Liefde – Alle geliefden van de Heer

Maar voor u, broeders en zusters, geliefden van de Heer, moeten wij God altijd danken.
2 Tessalonicenzen 2:13

Wat hebben Barnabas, Paulus, Epenetus, Ampliatus, Stachys, Persis, Tychikus, Epafras, Onesimus, Lucas, Timoteüs, Filemon en Gajus met elkaar gemeen? Behalve dat het allemaal leden zijn van de allereerste kerkgemeenschappen, dat ze in de boeken van het Nieuwe Testament één voor één geliefden worden genoemd.
In de eerste kerken kreeg je te horen hoe geliefd je was!
Zelfs als Paulus in zijn brieven een bepaalde kerk terecht moest wijzen vanwege wantoestanden, begon hij nog met de lezers eerst aan te spreken als geliefde broeders en zusters. Want Gods genade stond voorop. God zal altijd van jullie houden, dus ik ook, schreef Paulus.

Ik schrijf dit alles niet om u te beschamen, maar om u als mijn geliefde kinderen terecht te wijzen (1 Korintiërs 4:14).

In een andere brief legt Paulus uit hoe het toch eigenlijk kan dat we altijd geliefd zijn.

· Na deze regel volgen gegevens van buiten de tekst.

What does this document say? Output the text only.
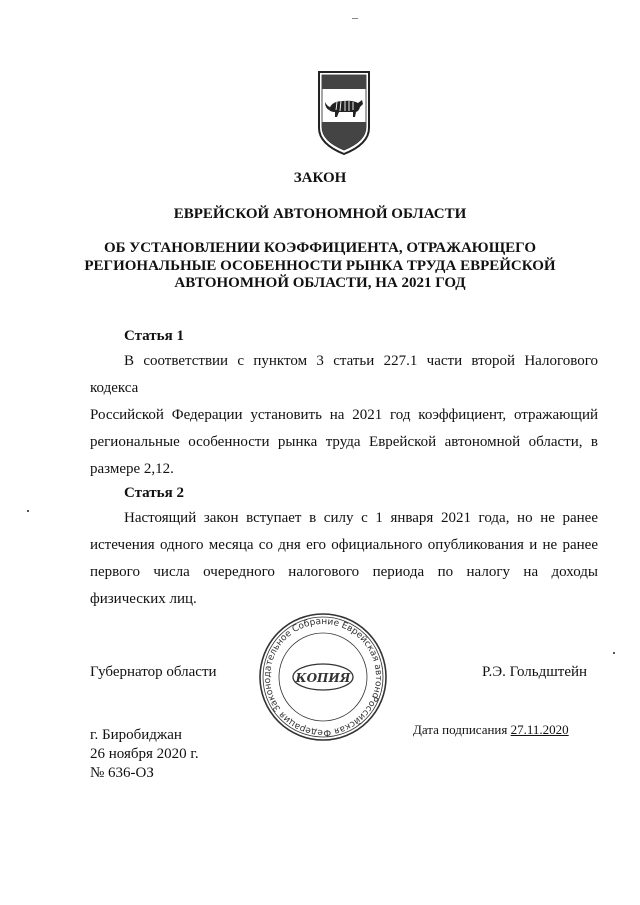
_
ЗАКОН
ЕВРЕЙСКОЙ АВТОНОМНОЙ ОБЛАСТИ
ОБ УСТАНОВЛЕНИИ КОЭФФИЦИЕНТА, ОТРАЖАЮЩЕГО
РЕГИОНАЛЬНЫЕ ОСОБЕННОСТИ РЫНКА ТРУДА ЕВРЕЙСКОЙ
АВТОНОМНОЙ ОБЛАСТИ, НА 2021 ГОД
Статья 1
В соответствии с пунктом 3 статьи 227.1 части второй Налогового кодекса
Российской Федерации установить на 2021 год коэффициент, отражающий
региональные особенности рынка труда Еврейской автономной области, в
размере 2,12.
Статья 2
Настоящий закон вступает в силу с 1 января 2021 года, но не ранее
истечения одного месяца со дня его официального опубликования и не ранее
первого числа очередного налогового периода по налогу на доходы
физических лиц.
Российская Федерация Законодательное Собрание Еврейская автономная
КОПИЯ
Губернатор области	Р.Э. Гольдштейн
г. Биробиджан
26 ноября 2020 г.
№ 636-ОЗ
Дата подписания 27.11.2020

Hij heeft ons voorbestemd om als Zijn kinderen aangenomen te worden, door Jezus Christus, in Zichzelf, overeenkomstig het welbehagen van Zijn wil, tot lof van de heerlijkheid van Zijn genade, waarmee Hij ons begenadigd heeft in de Geliefde (Efeziërs 1:5-6, HSV).

Jij bent in Jezus geplaats, omdat het altijd al Gods bedoeling was dat je zijn kind zou zijn. Daardoor ben je in Jezus begenadigd. Zeer begunstigd is dat, met alle voordelen die een kind van God de Vader heeft. Zo geliefd ben jij, net als al die andere geliefde kinderen van God door alle eeuwen heen!

Wink – God haalt zijn liefde voor jou uit wat Hij van je vindt, niet uit wat jij van jezelf vindt.